Forecast and optimize your sales to grow your company!
This easy-to-use calculator can be a game changer for your business. It allows you to predict your sales volume based on the number of sold items, the purchase price of a single item, and the profit margin or markup you set.
The sales calculator will reveal the gross profit, generated revenue, and cost of goods sold (COGS). Read on to learn how to make the best out of this calculator.
How Can This Calculator Help You?
Now that you know which values you can derive from this calculator, let's see how you can put those numbers to practice.
Sales forecasts can help you predict your company's revenue based on the number of products you sell in a given period. These forecasts are necessary to plan for staffing, new product lines, and marketing strategies.
Most importantly, sales forecasts help you avoid potential risks, like falling behind targets. One way you can use the sales calculator for this purpose is to calculate the revenue from the units you sold in a week.
You'll be able to compare your weekly revenue to the quarterly or yearly target you set. Assuming your target is $75,000 in the first three months, you'll need to make at least $12,500 in the first two weeks.
Estimation of Transaction Profits
Profit calculations take considerable time, which can make you lose exclusive deals to your competitors. If you're aiming for high-profile clients, you must show willingness to collaborate by responding promptly to their offers.
Still, you should ensure you'll get a considerable return on investment. The sales calculator will help you quickly estimate potential profits from new transactions.

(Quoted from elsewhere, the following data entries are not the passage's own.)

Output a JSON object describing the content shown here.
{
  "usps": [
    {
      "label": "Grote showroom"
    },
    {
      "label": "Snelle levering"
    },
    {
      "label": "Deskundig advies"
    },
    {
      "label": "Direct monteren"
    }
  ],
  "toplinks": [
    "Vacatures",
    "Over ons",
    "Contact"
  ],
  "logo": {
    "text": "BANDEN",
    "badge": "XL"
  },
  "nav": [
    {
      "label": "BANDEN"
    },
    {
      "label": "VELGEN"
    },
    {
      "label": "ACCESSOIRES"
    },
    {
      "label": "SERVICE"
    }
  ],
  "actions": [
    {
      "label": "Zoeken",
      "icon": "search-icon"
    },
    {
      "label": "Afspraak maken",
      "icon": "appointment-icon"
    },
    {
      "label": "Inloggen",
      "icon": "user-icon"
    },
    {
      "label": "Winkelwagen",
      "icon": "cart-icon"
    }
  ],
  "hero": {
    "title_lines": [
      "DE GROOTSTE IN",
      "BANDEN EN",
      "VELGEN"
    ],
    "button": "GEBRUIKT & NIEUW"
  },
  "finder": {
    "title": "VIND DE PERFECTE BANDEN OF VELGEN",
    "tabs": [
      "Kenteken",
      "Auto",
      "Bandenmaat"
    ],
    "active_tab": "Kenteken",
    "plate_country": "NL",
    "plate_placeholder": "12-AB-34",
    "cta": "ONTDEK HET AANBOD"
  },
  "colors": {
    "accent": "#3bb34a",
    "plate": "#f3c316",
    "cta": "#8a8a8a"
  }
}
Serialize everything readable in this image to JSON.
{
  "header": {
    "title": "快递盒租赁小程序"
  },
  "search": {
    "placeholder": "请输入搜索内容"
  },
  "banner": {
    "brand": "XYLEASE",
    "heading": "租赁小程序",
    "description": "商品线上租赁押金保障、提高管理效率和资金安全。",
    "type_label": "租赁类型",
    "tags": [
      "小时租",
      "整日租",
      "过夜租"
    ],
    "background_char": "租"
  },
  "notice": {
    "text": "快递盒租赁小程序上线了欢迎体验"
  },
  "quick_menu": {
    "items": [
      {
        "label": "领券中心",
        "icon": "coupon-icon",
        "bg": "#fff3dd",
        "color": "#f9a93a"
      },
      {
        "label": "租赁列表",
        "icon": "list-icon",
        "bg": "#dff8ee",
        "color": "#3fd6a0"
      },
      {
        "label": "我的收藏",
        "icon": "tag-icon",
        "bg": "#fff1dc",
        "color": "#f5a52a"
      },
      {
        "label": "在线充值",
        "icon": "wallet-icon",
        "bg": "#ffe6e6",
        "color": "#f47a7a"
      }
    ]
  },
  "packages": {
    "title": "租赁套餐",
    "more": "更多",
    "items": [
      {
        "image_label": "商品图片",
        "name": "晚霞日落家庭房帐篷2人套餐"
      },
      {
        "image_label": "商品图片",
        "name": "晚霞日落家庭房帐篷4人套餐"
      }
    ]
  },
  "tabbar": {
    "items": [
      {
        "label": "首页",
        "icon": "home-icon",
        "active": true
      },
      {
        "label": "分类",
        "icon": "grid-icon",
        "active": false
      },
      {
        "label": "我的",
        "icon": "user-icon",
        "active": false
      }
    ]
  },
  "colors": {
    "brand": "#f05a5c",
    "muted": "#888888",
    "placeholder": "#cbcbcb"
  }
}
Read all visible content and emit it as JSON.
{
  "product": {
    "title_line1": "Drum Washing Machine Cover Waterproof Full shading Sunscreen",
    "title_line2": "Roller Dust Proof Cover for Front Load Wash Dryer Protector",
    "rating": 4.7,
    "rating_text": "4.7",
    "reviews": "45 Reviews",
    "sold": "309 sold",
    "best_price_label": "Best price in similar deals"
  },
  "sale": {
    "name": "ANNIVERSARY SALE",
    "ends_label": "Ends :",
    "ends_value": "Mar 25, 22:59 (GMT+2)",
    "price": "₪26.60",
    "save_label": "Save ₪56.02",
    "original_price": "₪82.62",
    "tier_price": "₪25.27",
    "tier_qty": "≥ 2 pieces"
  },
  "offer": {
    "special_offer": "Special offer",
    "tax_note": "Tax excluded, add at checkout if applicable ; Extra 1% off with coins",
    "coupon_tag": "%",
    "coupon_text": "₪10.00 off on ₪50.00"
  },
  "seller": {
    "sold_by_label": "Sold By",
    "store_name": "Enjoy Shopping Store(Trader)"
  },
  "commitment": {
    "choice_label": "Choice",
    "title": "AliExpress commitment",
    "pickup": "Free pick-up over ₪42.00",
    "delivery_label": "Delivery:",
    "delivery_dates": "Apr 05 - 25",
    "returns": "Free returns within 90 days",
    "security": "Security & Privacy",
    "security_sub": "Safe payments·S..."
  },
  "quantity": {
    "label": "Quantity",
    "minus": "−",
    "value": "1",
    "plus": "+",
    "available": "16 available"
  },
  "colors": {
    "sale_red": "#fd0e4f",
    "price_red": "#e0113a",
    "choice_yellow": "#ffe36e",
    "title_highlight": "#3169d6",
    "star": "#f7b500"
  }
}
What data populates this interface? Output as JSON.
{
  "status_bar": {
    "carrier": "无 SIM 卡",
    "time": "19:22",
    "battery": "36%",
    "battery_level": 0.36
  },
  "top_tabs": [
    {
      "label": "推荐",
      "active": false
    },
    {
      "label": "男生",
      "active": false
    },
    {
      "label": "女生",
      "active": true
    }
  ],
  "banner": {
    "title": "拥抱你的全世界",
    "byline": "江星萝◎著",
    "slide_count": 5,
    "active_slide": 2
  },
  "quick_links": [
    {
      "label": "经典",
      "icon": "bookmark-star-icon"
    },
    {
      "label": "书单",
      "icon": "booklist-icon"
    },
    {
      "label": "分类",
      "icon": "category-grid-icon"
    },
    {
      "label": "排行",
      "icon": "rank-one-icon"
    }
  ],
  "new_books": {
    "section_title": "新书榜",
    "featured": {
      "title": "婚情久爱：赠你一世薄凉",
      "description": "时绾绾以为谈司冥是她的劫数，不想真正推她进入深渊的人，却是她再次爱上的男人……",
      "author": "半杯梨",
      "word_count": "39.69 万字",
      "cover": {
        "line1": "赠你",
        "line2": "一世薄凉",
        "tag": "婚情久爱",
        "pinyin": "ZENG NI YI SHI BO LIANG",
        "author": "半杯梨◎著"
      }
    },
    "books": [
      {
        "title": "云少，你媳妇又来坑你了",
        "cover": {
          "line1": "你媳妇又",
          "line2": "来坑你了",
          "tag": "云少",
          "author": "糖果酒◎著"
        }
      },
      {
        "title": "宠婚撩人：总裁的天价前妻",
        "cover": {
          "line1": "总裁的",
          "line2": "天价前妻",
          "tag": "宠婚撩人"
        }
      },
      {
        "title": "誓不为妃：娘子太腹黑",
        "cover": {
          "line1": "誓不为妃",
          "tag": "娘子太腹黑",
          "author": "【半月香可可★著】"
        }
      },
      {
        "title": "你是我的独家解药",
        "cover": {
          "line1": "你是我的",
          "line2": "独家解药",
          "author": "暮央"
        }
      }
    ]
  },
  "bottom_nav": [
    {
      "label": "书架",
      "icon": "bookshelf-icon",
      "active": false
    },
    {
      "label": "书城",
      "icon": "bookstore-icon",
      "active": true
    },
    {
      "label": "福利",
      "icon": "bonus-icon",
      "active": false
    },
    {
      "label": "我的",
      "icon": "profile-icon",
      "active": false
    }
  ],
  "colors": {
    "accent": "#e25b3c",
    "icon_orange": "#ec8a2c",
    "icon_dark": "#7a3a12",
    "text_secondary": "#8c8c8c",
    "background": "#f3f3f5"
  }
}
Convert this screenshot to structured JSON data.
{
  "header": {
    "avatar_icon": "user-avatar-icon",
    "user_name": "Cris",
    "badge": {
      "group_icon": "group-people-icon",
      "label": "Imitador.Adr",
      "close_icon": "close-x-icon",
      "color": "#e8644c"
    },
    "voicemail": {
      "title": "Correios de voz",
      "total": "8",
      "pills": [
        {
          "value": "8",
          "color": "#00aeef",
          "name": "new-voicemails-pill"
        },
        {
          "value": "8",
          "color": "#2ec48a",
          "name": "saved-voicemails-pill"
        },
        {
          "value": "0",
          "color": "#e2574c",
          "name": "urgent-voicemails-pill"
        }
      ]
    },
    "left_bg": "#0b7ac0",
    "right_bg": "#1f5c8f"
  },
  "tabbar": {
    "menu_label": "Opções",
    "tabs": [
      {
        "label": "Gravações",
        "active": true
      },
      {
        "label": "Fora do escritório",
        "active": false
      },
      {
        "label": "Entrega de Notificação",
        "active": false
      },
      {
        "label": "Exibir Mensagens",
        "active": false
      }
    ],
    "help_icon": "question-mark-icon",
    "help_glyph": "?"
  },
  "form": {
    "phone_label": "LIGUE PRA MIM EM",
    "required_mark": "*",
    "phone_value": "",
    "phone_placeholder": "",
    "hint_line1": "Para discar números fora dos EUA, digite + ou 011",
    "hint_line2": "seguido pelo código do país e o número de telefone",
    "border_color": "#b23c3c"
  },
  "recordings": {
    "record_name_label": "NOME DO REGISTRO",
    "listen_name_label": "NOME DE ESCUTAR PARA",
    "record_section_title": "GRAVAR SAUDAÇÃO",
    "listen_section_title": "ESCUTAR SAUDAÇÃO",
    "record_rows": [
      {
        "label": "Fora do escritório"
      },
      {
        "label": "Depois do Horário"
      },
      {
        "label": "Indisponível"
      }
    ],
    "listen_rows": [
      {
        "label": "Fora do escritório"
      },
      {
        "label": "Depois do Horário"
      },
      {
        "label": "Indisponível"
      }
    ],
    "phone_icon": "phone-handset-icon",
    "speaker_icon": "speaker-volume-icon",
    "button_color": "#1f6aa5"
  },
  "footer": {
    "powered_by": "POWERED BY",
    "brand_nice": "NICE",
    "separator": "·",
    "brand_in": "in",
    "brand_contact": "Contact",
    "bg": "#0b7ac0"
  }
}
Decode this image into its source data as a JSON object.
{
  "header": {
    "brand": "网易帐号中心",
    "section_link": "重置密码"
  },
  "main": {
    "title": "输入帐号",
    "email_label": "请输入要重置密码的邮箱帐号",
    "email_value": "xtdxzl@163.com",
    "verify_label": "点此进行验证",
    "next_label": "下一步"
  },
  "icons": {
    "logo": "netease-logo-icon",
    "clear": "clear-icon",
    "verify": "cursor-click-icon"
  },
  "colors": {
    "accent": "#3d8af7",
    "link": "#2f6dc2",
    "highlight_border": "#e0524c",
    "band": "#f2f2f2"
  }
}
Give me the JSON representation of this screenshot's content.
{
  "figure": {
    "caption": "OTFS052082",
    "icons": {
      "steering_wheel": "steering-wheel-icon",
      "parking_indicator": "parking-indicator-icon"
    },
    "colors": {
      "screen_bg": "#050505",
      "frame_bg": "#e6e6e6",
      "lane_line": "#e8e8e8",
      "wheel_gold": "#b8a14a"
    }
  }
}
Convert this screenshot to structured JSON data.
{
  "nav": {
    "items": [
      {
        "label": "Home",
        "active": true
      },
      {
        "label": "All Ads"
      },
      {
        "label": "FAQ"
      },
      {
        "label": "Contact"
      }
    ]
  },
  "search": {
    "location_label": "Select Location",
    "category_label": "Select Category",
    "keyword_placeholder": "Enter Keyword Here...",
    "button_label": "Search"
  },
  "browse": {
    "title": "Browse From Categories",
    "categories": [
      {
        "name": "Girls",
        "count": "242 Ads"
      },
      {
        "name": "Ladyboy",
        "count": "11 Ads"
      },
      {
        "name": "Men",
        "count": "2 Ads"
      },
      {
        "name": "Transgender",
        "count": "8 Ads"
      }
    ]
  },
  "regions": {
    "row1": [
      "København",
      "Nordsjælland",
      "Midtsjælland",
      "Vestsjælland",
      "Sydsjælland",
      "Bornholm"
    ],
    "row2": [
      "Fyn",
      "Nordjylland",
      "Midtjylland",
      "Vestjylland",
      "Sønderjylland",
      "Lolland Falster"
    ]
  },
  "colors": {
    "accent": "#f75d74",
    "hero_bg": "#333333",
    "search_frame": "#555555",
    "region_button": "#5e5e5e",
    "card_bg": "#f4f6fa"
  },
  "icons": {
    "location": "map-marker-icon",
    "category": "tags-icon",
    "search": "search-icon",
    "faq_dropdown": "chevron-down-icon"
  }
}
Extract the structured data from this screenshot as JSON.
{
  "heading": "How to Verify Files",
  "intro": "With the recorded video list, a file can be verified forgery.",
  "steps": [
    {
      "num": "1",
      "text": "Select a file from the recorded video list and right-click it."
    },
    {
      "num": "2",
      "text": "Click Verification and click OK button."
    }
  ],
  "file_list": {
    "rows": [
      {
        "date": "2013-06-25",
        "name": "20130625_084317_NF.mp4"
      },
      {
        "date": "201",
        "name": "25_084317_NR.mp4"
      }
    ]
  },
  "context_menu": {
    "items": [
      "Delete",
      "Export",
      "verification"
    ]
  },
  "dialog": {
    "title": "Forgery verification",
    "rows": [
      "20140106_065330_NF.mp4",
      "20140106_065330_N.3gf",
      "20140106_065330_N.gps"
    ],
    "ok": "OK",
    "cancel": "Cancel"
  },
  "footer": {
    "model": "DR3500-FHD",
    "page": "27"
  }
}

It will provide you with measurable values, which will help you negotiate win-win deals.
Building a Pricing Policy
A pricing policy gives you the flexibility to set different prices for different products. You can choose between seven major pricing strategies: cost-plus, value-based, or competitive.
A competitive pricing approach is a great starting point. You can then use the sales calculator to adjust the prices, considering your firm's costs.
However, we believe that it's best to take a trial-and-error approach. The sales calculator will provide regular feedback every time you update your strategy.
Individual Order Valuation for Large Orders
Sometimes, you can receive bulk orders, and you'll need to give a discounted price. It can be even more confusing in the case of special requests.
The sales calculator will help you determine the cost per unit. Then, you can add a reduced markup to find the purchasing price per unit.
Similarly, if you're purchasing materials in bulk, you can determine the material cost per unit by dividing the total expenses by the number of desired units.
Sales Calculator for Businesses
In today's dynamic economic climate, you'll need to regularly revise your calculations. If one factor in the equation changes, your profits can significantly change.
In this section, we'll mention some of the most common cases that require you to recalculate the profitability and sales volume.
Change in Purchase Prices
You might change prices more frequently than you'd expect for several reasons. To start with, seasonal discounts are one of the most common reasons for price changes.
Before you decide to post a 70% discount update for your customers, use the sales calculator to ensure the price drop won't cause major losses.
You might also need to reduce the purchase prices if you notice that they don't attract enough customers or in the case of fierce competition.
In all cases, make sure you're covering your costs in the long run. When you eventually build a loyal customer base, you can use the sales calculator again to set higher purchase prices based on a new markup.
Change in Costs
Oil and gas prices are among the major contributors to higher costs. They'll directly affect your transportation fare and the energy bills at stores, offices, and warehouses.
Your costs might also get higher if your brand embraces higher quality material for premium products.
Before you decide to raise the purchase price, we recommend trying the sales calculator to check if your markup can accommodate the increase in prices. It can sometimes be better to retain your customer base at the expense of your profit margin.
Change in Business Size
As your company grows, you're more likely to benefit from economies of scale. This is because you'll be selling more items while your fixed costs are stable.
As a result, each product will have a lower share of fixed costs. For instance, if you're renting a warehouse, each item will have lower storage costs as you store more products.
Similarly, the transportation cost per item decreases if you're paying the same rent for a truck.
However, your business can grow to a point where it will have to face diseconomies of scale. Relating to our examples, additional products will cost less until you have to rent another warehouse or truck.
The sales calculator will help you view how your cost per item drops as you sell more. It'll also estimate the number of units you need to sell if your business growth incurs new costs.
Let's sum up how to use the sales calculator for business success. You can simply use it for setting prices using a cost-plus strategy that adds a fixed margin.
Added to that, the calculator will prove helpful when assessing the costs of individual items and estimating both revenues and profits.
Most importantly, you can easily adjust your strategies based on measurable values in a short period of time.